La consecuencia casi inmediata del motín de Esquilache fue la expulsión de la Compañía de Jesús, uno de los hechos más controvertidos del reinado de Carlos III. En efecto, Aranda, apoyado por Campomanes, abrió una pesquisa secreta a fin de recoger pruebas que testimoniaran la intervención de los jesuitas en el motín de Esquilache. El marqués de la Ensenada, el abate Gándara y el abate Hermos o fueron desterrados o encarcelados. El Rey acabó por firmar el decreto de expulsión de los jesuitas en febrero de 1767; este decreto contaba con la aprobación de las cinco sextas partes de los prelados españoles.

Los jesuitas fueron acusados, entre otras cosas, de tener un proyecto de erigir un imperio en Paraguay, así como de estar en relación con los ingleses cuando éstos se apoderaron de Manila y de defender el concepto de tiranicidio, que sus enemigos traducían como regicidio. Por último se acusó al General de la Compañía, Lorenzo Ricci, de poner en duda el derecho de Carlos III al trono.

Se ha dicho que si el rey tomó esa decisión fue por influjo de hombres como Aranda, de quien se llegó a decir que “sólo cifraba su gloria en ser contado entre los enemigos de la religión católica”. A su vez Voltaire decía que “con media docena de hombres como Aranda, España quedaría regenerada”.

En 1773, el Papa Clemente XIV expidió la bula de extinción de la Compañía en toda la cristiandad.

Las tensiones producidas por la ocupación de las Malvinas por los ingleses enfrentaron al ministro de Negocios Extranjeros, Grimaldi, con el conde de Aranda. Éste era partidario de una intervención armada, solución que no resultó favorecida por la coyuntura internacional. España perdió Port Egmont, lo que significó una derrota para el partido aragonés, encabezado por Aranda. Éste se vio obligado a abandonar la presidencia del Consejo de Castilla para pasar a ser embajador en Francia en 1773.

El conde de Aranda consiguió el apoyo del príncipe de Asturias, y pronto lograron ver la caída de Grimaldi como ministro de Estado. Sin embargo, Aranda no fue nombrado para sucederle; en su lugar fue designado el conde de Floridablanca, adversario desde hacía muy poco tiempo de Aranda.

Su tiempo en la embajada francesa no fue en vano. Entre otros éxitos figura el pacto con Inglaterra por el cual Menorca fue devuelta a España (1783), consiguiendo así el tratado de paz con Gran Bretaña, el cual puso fin a la Guerra de Independencia de los Estados Unidos de América. Por el tratado España también obtuvo la devolución de la Florida oriental y occidental, así como parte de las costas de Nicaragua, Honduras (la Costa de los Mosquitos) y Campeche y la colonia de Providencia. No obstante, tiene que reconocer la soberanía inglesa de las Bahamas y no logra recuperar Gibraltar.

Durante el reinado de Carlos IV, se produjo la Revolución francesa, hecho que significó el ascenso y la definitiva caída del conde de Aranda.

Tras la muerte de Carlos III, el 14 de diciembre de 1788, accedió al trono Carlos IV, el cual intentó mantener intacta la política y los ministros precedentes.

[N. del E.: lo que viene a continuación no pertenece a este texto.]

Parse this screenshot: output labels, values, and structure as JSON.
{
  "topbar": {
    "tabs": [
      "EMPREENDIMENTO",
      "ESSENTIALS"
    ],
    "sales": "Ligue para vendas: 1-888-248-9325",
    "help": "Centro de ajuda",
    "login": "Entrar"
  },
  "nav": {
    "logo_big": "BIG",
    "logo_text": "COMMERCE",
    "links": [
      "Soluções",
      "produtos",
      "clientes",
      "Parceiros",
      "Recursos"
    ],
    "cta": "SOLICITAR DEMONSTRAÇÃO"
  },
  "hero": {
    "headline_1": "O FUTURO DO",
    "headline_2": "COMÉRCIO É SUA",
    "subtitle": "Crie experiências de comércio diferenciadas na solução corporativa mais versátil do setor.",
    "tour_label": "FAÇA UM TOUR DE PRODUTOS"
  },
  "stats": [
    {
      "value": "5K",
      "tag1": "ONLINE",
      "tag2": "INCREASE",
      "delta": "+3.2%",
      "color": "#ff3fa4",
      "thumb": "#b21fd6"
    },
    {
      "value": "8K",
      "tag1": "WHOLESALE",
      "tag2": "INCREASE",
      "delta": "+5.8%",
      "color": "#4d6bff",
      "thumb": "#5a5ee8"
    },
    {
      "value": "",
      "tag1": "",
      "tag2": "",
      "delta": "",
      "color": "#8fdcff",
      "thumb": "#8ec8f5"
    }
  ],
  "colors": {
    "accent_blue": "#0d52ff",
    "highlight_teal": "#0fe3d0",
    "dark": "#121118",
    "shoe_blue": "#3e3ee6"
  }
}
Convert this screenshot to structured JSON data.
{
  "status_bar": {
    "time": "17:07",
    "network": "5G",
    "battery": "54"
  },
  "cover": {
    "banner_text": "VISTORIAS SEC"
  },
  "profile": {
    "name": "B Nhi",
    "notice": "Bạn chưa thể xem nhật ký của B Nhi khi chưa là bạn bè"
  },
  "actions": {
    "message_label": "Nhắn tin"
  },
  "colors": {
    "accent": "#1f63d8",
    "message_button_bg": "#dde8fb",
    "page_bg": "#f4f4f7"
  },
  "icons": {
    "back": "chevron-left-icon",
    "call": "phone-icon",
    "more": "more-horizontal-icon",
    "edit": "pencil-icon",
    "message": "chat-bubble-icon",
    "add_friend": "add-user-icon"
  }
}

A partir de los hechos revolucionarios de Francia en 1789, el mayor esfuerzo de la política de Floridablanca se centraba en mantener en secreto los sucesos franceses en España, con el fin de que no se extendiera la revolución por el país. Para ello, contó con el apoyo del Santo Oficio y sectores importantes del clero. Aranda atacó esta alianza con el desprestigiado organismo inquisidor y, apoyado por su partido aragonés, logró que el rey destituyera a Floridablanca, cuyo puesto pasó a ocupar en febrero de 1792.

Aranda suavizó la postura oficial hacia la revolución y redujo la vigilancia sobre los extranjeros, a la que tanta importancia había dado Floridablanca: toleró la distribución de diarios franceses, hasta que el encarcelamiento de la familia real francesa y la abolición de la monarquía dio pie a órdenes más estrictas en la inspección de todos los escritos procedentes de Francia.

Al mismo tiempo, España se vio invadida por una ola de refugiados, la mayoría aristócratas y clérigos. A los clérigos refugiados se les prohibió predicar, así como dedicarse a la enseñanza, a la vez que se vieron obligados a no hacer mención alguna sobre los acontecimientos que se desarrollaban en Francia.

En noviembre de 1792, Aranda, demasiado comprometido con el reformismo y con los enciclopedistas —cuyas ideas fueron la base ideológica de la revolución—, fue sustituido por Manuel Godoy, un guardia de corps que se había ganado la confianza de la mujer del rey, María Luisa, al parecer como amante. Pocos meses después, el rey Luis XVI fue guillotinado y estalló la Guerra de la Convención. Aranda continuó siendo decano del Consejo de Estado, puesto desde el que agrupó a los enemigos de Godoy.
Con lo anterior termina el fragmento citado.